その女の子の本当の問題は、顔・ルックスのまずさではなく、「容姿が綺麗になれば幸せになれる」と考えてしまうメンタリティーにある。
経済活動には効率性が重要である。
しかし、日本の場合、その効率性の重要性があまりにも全面に出過ぎている。つまり、できるだけ速く結果にたどり着くのが正しいという思想が、浸透しすぎているのである。
例えば、学問の習得は、確かに効率性も必要だが、それだけでは説明できない部分が多い。
内田樹氏いわく、できるだけ少ない時間の勉強で、いい大学に行こうとすることは、できるだけ馬鹿の状態で、できるだけいいブランドの大学に入るゲームであると言った。だから、そのゲームをやると、馬鹿であるほど優秀と褒め称えられることになる。
確かに、試験に出る問題以外、無駄な勉強をしないのだから、馬鹿といえば馬鹿である。
学問は、そもそも何が役に立つのかわからない状態で、やるのが本来の姿である。だから、無駄なことを出来るだけ深く知っていたほうがいい。そのような観点から学問やろうと思ったら、効率性とは全く逆のことをしなければならない。
人に好かれたり愛されたかったら、簡単に整形して美しくなればいいという考え方も、効率的と言えば効率的である。
しかし、それだとちやほやされるかもしれないが、人に好かれたり愛されることは稀である。イジーカム・イジーゴーで、男は体に飽きたらとっとと去っていく。

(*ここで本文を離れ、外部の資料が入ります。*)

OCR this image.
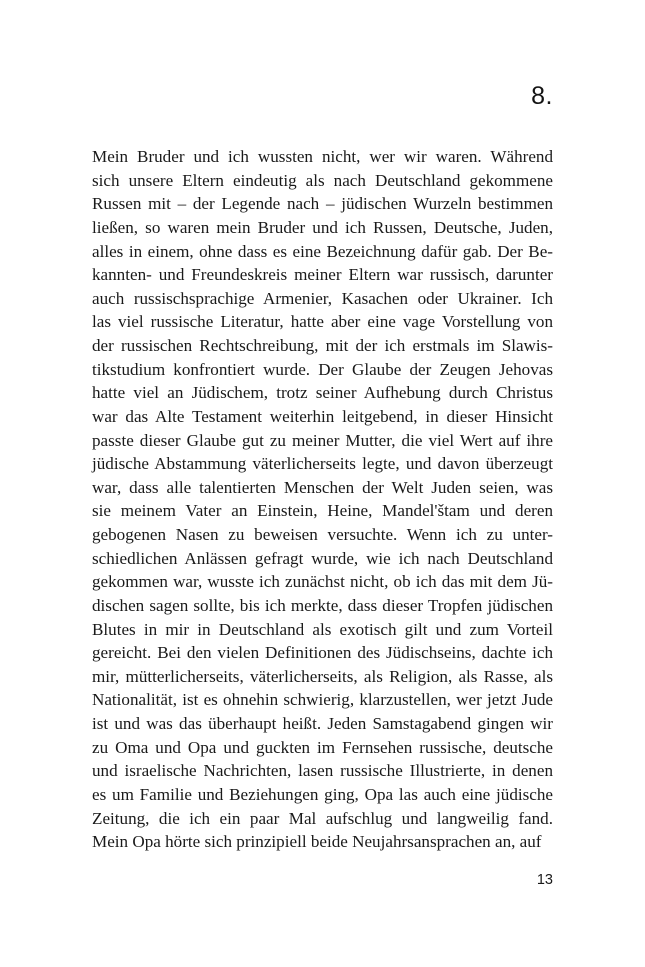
8.
Mein Bruder und ich wussten nicht, wer wir waren. Während
sich unsere Eltern eindeutig als nach Deutschland gekommene
Russen mit – der Legende nach – jüdischen Wurzeln bestimmen
ließen, so waren mein Bruder und ich Russen, Deutsche, Juden,
alles in einem, ohne dass es eine Bezeichnung dafür gab. Der Be-
kannten- und Freundeskreis meiner Eltern war russisch, darunter
auch russischsprachige Armenier, Kasachen oder Ukrainer. Ich
las viel russische Literatur, hatte aber eine vage Vorstellung von
der russischen Rechtschreibung, mit der ich erstmals im Slawis-
tikstudium konfrontiert wurde. Der Glaube der Zeugen Jehovas
hatte viel an Jüdischem, trotz seiner Aufhebung durch Christus
war das Alte Testament weiterhin leitgebend, in dieser Hinsicht
passte dieser Glaube gut zu meiner Mutter, die viel Wert auf ihre
jüdische Abstammung väterlicherseits legte, und davon überzeugt
war, dass alle talentierten Menschen der Welt Juden seien, was
sie meinem Vater an Einstein, Heine, Mandel'štam und deren
gebogenen Nasen zu beweisen versuchte. Wenn ich zu unter-
schiedlichen Anlässen gefragt wurde, wie ich nach Deutschland
gekommen war, wusste ich zunächst nicht, ob ich das mit dem Jü-
dischen sagen sollte, bis ich merkte, dass dieser Tropfen jüdischen
Blutes in mir in Deutschland als exotisch gilt und zum Vorteil
gereicht. Bei den vielen Definitionen des Jüdischseins, dachte ich
mir, mütterlicherseits, väterlicherseits, als Religion, als Rasse, als
Nationalität, ist es ohnehin schwierig, klarzustellen, wer jetzt Jude
ist und was das überhaupt heißt. Jeden Samstagabend gingen wir
zu Oma und Opa und guckten im Fernsehen russische, deutsche
und israelische Nachrichten, lasen russische Illustrierte, in denen
es um Familie und Beziehungen ging, Opa las auch eine jüdische
Zeitung, die ich ein paar Mal aufschlug und langweilig fand.
Mein Opa hörte sich prinzipiell beide Neujahrsansprachen an, auf
13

人に好かれるたり愛されるためには、美しい容姿だけでは足りない。容姿は、その一つの要素に過ぎない。これは本当だ。
美しい言葉遣い、人を思いやる気遣い、落ち着いた仕草など、容姿とは関係ない部分が大きく影響する。
そして、それは簡単には習得できない。努力が必要で、それも努力し続けなければならない。人間関係は、どんなにうまくいっていても、一つのミスで簡単に壊れてしまうからである。人間関係を維持することは、効率性とは無縁な行為なのである。
効率的に結果だけを求める人に本当の自信は生まれない。自信は、結果に至る過程で、どれだけの修羅場をくぐり抜けてきたかで決まる。
沢山失敗して、苦しい思いをして、そこから這い上がってきた人ほど、揺るぎのない人生を掴むことができる。
自信のある自分だけの人生を生き抜くことは、効率性とは真逆の道を進まなくてはならない。効率の悪い小さいことをコツコツとやることである。
特に難しくはないが、厳しい道である。